Furthermore, there is so far no evidence of any successful biomass stove projects which have reduced pollution levels to within the World Health Organisation’s guidelines for indoor air quality.

Clearly, the ideal outcome would be for all women to have access to clean cooking, using low-carbon renewable electricity, biogas or solar stoves.

Sadly, this is not a likely scenario in the foreseeable future. Communities affected by energy poverty, especially in rural areas in the Global South, will continue to rely on whichever measures help them to reduce the harm from biomass burning. There will continue to be a need for organisations working with such communities to help identify ways of reducing indoor air pollution from biomass, e.g. by helping to install stoves with chimneys, or by providing stoves that allow more of the cooking to take place outdoors.

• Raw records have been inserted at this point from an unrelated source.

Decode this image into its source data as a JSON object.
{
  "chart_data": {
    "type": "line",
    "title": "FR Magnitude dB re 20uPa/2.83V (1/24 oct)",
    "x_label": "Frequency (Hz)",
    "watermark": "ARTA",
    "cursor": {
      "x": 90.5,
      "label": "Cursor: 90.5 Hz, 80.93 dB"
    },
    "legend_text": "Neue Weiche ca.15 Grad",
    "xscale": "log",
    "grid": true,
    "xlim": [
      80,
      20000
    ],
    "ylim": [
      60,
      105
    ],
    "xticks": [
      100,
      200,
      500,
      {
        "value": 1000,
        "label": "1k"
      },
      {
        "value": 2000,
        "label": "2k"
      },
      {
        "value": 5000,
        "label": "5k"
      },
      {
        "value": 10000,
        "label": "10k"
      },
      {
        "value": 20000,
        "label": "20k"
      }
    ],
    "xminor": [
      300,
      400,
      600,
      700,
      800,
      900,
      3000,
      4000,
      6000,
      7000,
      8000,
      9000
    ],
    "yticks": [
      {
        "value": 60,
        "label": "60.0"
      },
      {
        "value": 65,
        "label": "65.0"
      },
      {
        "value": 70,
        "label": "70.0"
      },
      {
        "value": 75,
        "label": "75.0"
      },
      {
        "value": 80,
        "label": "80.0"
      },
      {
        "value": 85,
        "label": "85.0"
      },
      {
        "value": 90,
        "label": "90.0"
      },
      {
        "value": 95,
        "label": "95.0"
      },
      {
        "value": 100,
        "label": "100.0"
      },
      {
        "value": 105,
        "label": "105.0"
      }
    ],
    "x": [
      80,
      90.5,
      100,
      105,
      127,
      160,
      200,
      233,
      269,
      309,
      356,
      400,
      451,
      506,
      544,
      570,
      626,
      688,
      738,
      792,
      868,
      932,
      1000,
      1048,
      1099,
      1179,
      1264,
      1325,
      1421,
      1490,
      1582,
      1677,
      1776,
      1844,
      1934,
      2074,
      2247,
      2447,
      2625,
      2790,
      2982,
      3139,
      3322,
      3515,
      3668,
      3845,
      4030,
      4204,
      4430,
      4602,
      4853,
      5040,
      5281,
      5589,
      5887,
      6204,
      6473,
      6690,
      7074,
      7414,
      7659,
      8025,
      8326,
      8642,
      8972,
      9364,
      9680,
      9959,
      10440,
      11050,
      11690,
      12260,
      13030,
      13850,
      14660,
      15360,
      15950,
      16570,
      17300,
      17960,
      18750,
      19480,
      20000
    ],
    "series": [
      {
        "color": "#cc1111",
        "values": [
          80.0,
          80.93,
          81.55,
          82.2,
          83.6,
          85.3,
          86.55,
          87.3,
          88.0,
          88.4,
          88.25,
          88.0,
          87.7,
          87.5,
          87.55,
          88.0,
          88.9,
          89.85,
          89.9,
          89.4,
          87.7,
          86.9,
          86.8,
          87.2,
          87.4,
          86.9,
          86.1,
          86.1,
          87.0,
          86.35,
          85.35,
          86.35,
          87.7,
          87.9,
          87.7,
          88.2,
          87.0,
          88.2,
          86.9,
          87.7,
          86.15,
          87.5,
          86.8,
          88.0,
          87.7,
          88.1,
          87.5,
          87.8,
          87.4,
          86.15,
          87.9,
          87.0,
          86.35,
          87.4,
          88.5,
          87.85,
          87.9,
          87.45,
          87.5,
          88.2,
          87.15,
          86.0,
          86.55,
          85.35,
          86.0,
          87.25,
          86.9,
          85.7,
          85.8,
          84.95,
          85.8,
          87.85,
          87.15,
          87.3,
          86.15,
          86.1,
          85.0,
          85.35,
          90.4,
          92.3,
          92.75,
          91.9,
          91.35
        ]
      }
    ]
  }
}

However, the inclusion of biomass cookstoves into climate finance is highly problematic for three reasons:

a) Although fuelwood demand for cooking contributes to forest degradation in several regions, claiming potential greenhouse gas savings from reduced biomass use in the Global South is unjust and illogical when, at the same time, the EU and other countries in the Global North are allowed to (misleadingly) claim greenhouse gas reductions from burning more wood for heat and electricity.

b) The purpose of climate finance is to mobilise significant additional funding for implementing solutions that reduce greenhouse gas emissions and help vulnerable communities adapt to the already unavoidable level of climate change. Improved biomass cookstoves do not represent such a solution. The very best projects may to some extent reduce the harm caused by indoor air pollution as well as the amount of wood burned. Climate finance should go towards genuine solutions even if they are more expensive, i.e. solar stoves, renewable electricity or biogas made from local waste and residues.

c) As shown below, claims about fuel-use savings from improved biomass stoves are based on laboratory tests under idealised conditions. Studies invariably show that one cannot extrapolate from laboratory tests to the real-world use of stoves.Stoves that are clean and efficient in a laboratory may be much less so, if at all when used to cook meals. Furthermore, households very commonly use new stoves in addition to their traditional ones, rather than as replacements.

d) Arguably the most serious impacts of biomass stoves are those on the health of women and children. Climate finance projects may class reduced indoor air pollution as a secondary benefit, but they are not designed as public health measures.

This report looks at the evidence regarding the public health impacts of improved biomass stoves, at the controversial accounting for greenhouse gas savings from such stoves and, finally, at three climate finance projects involving the large-scale dissemination of stoves. A closer look at the three projects shows that they favour the dissemination of large quantities of stoves with little or no quality control.